Do you need a psychic octopus to help you with your content marketing?

Could your marketing benefit from some supernatural sea life?

Football fever is sweeping Europe but among the punditry and predictions there is one notable absence. Paul the psychic octopus. Where is Paul (and what light can he cast on the science and art of content marketing)?

Paul’s absence is simply explained by the fact that he died in 2010. He rose to fame in 2008 when his keepers at the Sea Life Centre in Oberhausen, Germany, asked him to predict* whether the German national team would win their Euro 2008 games. Paul had a 75% success rate for that competition and a staggering 100% for the 2010 World Cup.

Paul’s prediction that Spain would beat Germany in the semi-finals of the World Cup almost caused an international incident. There were death threats from German fans who suggested that Paul be cooked and eaten. Spanish Prime Minister José Zapatero responded by offering to send Paul official state protection. Paul’s prediction was correct and Germany was knocked out.
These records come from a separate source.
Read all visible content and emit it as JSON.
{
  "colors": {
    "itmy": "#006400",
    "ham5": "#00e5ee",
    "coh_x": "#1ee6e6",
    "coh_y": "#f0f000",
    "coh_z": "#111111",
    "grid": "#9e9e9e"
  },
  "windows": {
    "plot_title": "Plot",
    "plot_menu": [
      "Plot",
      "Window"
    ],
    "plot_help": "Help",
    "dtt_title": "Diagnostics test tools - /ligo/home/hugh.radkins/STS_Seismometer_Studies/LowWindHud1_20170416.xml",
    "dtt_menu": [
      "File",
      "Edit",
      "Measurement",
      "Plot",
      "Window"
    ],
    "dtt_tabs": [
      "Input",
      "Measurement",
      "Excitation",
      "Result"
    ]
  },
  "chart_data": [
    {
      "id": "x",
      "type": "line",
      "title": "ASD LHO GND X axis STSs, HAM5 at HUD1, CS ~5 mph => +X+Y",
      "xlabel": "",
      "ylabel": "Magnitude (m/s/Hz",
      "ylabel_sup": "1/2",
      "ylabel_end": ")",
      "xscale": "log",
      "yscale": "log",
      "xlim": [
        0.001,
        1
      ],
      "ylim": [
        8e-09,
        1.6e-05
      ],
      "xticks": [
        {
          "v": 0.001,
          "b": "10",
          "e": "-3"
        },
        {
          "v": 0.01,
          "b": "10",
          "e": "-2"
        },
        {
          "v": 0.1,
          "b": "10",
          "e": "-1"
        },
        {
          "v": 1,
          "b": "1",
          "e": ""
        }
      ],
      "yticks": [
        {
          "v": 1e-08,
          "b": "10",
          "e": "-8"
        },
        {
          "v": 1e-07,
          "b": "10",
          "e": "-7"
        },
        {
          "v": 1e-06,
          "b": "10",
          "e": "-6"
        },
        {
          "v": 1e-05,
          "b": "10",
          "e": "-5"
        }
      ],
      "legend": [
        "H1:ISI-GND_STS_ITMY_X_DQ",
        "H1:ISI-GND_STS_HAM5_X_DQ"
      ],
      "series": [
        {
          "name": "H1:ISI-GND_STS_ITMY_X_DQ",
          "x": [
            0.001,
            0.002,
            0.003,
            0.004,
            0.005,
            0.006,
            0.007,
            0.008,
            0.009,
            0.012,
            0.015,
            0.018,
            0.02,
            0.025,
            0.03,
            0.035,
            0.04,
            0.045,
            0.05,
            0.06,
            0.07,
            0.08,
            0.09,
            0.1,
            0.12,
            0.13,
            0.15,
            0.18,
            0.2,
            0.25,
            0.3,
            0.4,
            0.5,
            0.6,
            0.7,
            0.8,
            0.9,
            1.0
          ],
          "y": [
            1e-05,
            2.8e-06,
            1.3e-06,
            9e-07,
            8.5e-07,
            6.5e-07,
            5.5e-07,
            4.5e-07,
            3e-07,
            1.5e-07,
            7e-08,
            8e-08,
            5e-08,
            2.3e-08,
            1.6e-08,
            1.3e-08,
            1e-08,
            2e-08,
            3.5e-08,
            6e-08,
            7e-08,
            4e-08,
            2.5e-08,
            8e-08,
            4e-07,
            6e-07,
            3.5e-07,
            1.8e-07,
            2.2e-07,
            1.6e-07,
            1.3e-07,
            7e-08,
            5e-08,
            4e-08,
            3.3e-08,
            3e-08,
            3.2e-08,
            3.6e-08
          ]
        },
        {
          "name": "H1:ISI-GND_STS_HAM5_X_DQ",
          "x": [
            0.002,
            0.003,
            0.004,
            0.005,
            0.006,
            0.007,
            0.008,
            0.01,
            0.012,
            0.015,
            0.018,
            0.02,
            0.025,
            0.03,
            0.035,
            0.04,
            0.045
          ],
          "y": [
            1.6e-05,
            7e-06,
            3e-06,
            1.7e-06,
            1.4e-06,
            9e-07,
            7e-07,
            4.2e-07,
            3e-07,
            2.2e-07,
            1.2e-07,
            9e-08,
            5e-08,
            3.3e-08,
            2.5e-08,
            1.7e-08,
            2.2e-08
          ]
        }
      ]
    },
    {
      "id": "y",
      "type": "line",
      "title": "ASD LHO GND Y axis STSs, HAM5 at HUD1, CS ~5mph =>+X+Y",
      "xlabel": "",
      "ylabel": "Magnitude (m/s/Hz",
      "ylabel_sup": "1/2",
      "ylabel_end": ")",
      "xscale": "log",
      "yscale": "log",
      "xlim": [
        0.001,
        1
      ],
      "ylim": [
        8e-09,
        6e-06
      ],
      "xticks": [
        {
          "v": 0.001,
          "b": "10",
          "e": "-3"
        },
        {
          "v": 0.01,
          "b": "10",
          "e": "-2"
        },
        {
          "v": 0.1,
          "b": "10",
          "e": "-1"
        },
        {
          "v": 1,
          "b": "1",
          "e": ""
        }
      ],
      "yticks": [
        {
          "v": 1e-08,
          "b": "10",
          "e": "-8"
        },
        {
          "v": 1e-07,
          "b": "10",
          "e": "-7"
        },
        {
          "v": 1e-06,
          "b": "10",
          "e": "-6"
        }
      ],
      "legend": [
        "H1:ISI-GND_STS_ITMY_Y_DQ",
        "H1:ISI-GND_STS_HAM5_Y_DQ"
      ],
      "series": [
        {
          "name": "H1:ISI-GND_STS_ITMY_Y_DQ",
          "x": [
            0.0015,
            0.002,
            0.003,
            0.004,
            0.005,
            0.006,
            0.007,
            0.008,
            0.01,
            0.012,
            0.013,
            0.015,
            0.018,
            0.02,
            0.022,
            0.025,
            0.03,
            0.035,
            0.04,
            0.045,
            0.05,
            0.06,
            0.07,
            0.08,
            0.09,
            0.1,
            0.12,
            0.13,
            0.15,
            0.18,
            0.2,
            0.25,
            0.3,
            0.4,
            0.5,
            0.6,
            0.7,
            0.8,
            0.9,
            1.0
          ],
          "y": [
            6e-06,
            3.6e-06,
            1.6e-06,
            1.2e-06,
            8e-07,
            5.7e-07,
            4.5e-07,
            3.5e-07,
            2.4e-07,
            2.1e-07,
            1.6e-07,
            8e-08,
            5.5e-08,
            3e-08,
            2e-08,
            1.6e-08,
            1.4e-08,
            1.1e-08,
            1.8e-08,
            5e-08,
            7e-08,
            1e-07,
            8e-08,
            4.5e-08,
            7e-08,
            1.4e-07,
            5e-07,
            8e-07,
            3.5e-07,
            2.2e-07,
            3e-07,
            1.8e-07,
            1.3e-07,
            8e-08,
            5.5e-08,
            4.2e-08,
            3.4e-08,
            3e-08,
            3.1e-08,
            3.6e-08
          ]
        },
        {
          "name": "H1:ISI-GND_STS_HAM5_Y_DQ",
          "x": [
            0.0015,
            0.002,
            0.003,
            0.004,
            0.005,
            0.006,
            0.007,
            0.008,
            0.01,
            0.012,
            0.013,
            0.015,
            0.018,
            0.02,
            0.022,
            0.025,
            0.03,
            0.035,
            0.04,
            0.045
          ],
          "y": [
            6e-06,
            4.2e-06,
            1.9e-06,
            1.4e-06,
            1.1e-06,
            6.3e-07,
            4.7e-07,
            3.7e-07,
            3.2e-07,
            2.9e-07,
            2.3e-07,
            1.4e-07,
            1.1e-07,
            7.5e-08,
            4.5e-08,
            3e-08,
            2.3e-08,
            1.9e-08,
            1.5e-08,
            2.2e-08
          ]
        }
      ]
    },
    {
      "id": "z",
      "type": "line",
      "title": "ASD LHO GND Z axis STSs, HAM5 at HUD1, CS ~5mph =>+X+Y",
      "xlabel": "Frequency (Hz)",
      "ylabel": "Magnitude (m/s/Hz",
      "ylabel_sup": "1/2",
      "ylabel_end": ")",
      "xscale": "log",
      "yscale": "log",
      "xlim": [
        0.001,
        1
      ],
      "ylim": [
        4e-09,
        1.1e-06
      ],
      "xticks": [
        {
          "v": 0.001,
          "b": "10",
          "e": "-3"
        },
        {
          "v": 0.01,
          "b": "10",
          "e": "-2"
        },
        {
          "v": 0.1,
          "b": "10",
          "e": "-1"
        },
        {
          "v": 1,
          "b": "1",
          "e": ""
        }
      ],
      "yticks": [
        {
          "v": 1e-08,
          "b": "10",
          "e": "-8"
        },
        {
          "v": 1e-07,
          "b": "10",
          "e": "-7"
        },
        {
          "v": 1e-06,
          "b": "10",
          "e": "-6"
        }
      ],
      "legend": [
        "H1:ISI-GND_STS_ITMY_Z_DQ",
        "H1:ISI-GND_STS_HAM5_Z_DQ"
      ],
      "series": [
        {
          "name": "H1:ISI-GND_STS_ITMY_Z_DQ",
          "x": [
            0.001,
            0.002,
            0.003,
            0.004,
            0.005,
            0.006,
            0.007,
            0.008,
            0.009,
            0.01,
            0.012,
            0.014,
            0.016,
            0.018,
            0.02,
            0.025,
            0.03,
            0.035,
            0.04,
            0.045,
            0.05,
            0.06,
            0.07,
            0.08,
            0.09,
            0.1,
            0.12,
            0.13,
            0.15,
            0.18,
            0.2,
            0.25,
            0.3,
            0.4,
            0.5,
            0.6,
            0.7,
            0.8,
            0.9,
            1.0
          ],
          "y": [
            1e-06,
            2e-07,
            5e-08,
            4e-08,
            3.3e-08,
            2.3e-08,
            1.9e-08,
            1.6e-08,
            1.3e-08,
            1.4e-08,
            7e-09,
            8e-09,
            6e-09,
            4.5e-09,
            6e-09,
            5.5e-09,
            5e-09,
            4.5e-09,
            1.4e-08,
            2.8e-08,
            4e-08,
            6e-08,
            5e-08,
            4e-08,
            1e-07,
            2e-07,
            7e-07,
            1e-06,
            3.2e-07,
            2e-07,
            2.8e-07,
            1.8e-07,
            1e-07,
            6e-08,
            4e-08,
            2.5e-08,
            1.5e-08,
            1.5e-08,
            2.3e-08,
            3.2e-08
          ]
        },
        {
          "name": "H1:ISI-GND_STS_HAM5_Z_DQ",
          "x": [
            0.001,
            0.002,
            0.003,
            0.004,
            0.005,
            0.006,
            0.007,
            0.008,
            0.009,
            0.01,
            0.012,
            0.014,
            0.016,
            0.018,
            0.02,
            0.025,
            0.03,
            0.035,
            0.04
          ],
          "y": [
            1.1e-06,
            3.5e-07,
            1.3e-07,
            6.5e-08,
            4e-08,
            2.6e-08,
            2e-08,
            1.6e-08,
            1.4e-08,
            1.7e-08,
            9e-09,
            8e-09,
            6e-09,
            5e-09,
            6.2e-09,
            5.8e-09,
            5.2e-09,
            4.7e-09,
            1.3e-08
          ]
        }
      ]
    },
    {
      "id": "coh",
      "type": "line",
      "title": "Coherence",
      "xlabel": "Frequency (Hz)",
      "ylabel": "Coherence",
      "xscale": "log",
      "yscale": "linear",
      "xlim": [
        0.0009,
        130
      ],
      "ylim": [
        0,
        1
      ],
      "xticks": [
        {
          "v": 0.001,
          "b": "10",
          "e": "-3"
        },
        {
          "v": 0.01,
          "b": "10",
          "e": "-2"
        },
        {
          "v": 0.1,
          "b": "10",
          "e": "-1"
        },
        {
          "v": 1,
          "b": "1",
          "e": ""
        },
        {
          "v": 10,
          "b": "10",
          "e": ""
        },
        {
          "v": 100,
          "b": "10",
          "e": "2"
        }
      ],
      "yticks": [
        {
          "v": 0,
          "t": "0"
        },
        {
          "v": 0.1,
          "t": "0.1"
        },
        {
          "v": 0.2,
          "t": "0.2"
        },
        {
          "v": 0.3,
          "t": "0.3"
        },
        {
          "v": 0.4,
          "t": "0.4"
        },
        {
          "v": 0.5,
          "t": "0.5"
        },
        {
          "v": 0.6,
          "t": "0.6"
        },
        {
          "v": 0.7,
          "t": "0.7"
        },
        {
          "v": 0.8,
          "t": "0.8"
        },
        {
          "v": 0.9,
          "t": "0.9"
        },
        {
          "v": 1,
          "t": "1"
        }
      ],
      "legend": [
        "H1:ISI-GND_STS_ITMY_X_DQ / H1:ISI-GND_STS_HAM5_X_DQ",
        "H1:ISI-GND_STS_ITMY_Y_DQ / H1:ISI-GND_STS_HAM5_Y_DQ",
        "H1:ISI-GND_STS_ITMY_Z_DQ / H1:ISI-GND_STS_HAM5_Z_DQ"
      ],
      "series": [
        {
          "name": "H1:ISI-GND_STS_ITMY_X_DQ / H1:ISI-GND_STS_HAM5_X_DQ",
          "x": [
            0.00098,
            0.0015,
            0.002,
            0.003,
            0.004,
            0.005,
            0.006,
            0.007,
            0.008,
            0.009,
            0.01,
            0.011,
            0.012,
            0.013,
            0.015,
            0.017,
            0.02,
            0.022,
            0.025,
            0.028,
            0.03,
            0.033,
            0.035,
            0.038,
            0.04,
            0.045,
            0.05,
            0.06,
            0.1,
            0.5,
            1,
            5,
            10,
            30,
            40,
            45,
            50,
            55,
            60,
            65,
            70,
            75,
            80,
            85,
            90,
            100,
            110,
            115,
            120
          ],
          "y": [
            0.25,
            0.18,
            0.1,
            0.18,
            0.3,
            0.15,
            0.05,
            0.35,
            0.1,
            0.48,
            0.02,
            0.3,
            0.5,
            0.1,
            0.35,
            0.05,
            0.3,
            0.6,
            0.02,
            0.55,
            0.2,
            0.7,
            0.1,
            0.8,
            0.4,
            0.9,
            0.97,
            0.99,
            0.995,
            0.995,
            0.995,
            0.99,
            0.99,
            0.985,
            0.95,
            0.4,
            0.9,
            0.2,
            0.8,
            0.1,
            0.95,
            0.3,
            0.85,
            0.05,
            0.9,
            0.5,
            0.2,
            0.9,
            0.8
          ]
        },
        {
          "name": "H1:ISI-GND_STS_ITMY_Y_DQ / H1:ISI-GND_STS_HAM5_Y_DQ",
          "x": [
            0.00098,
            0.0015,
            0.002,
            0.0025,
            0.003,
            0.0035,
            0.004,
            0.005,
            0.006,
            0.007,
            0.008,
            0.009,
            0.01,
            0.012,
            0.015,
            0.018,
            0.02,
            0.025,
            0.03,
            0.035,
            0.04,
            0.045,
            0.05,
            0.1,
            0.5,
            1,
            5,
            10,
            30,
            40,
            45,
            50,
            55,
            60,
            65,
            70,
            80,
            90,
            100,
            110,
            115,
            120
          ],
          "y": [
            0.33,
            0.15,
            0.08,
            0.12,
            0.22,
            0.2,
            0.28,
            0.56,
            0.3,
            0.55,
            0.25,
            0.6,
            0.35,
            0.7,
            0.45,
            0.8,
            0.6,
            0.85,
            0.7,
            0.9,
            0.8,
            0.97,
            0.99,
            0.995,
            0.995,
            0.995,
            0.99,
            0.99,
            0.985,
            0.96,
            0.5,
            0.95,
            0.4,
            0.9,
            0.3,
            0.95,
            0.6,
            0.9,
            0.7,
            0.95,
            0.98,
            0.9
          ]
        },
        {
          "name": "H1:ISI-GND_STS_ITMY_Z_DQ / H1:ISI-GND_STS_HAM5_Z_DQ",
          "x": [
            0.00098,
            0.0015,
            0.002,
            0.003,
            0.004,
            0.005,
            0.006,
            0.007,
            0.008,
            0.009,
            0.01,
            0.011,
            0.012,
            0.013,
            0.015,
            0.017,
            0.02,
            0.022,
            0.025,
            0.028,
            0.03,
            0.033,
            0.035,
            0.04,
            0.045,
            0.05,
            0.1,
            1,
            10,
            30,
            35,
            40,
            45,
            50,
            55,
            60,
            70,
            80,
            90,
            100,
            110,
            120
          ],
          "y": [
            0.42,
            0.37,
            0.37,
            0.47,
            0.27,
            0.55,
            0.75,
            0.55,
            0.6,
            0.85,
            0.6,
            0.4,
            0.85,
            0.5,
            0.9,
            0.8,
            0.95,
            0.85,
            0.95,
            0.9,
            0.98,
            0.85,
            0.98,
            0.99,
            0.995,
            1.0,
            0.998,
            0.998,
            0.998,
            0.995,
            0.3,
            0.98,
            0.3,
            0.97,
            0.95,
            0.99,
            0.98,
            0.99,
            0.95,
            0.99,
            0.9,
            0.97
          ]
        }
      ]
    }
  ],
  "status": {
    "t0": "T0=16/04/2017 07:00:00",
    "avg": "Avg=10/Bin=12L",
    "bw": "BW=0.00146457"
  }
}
Criticism did not only come from home fans. President of Iran, Mahmoud Ahmadinejad, accused him of being a symbol of Western decadence and decay.

Paul’s fame grew from a low-level publicity stunt by a German aquarium. The fact that he became a global star is down to three factors: originality, timing and need. And this is where content marketers can learn a thing or two.

Timing content around key events is an obvious tactic. There will have been hundreds of thousands of press releases tied to the Euro 2008. Timing was important but was not the key.

The originality of Paul the psychic octopus is clear. No-one had taken this approach before and the world’s media were desperate for a new and different approach.

Need is harder to interpret and explain. Was there a need for an aquatic creature who could allegedly predict the future? Possibly not. But was there a need for editors to fill column inches, and more importantly, for global readers to be entertained and given a topic that could be debated and discussed with anyone from school children to heads of state?

Paul took football competitions beyond sporting fans and opened these events to the masses. The content created around Paul and these events was huge and eagerly consumed.

Find your own content octopus

So, how do we get some of Paul’s magic into our content strategies? It’s tempting to copy such originality but as The Daily Mirror states, this is rarely successful:

Every time a major football tournament swings around, out come the pet enthusiasts with their fortune telling creatures.

All we hear is, “Fortune telling penguin predicts…” or “George the giraffe thinks Germany…” and none of them ever live up to the bill.

To be truly creative you need the time and space to let your imagination take flight. It’s not going to happen in a 30-minute weekly marketing catch-up. You need a culture where off-the-wall suggestions can be made without the fear of ridicule or raised eyebrows. And you need a big enough pool of people to maximise your chances of hitting on something truly original and effective.

Get a little extra help

Of course there are agencies and individuals who are specialists at thinking creatively. If you feel you don’t have quite the right culture or chemistry in-house then consider calling for external expertise. A hybrid approach, where a professional creative works with you to surface and develop your own team’s ideas, can be effective.

It’s all too easy to get stuck in a content marketing rut, producing the same sort of thing, month after month. If you start finding your output predictable then your customer will too.

Psychic octopi are not the answer to all content marketing challenges. There is, of course, a need for more regular forms of content. But even though Paul is no longer with us, let his spirit creep into your campaigns from time to time – I predict you’ll be delighted with the results.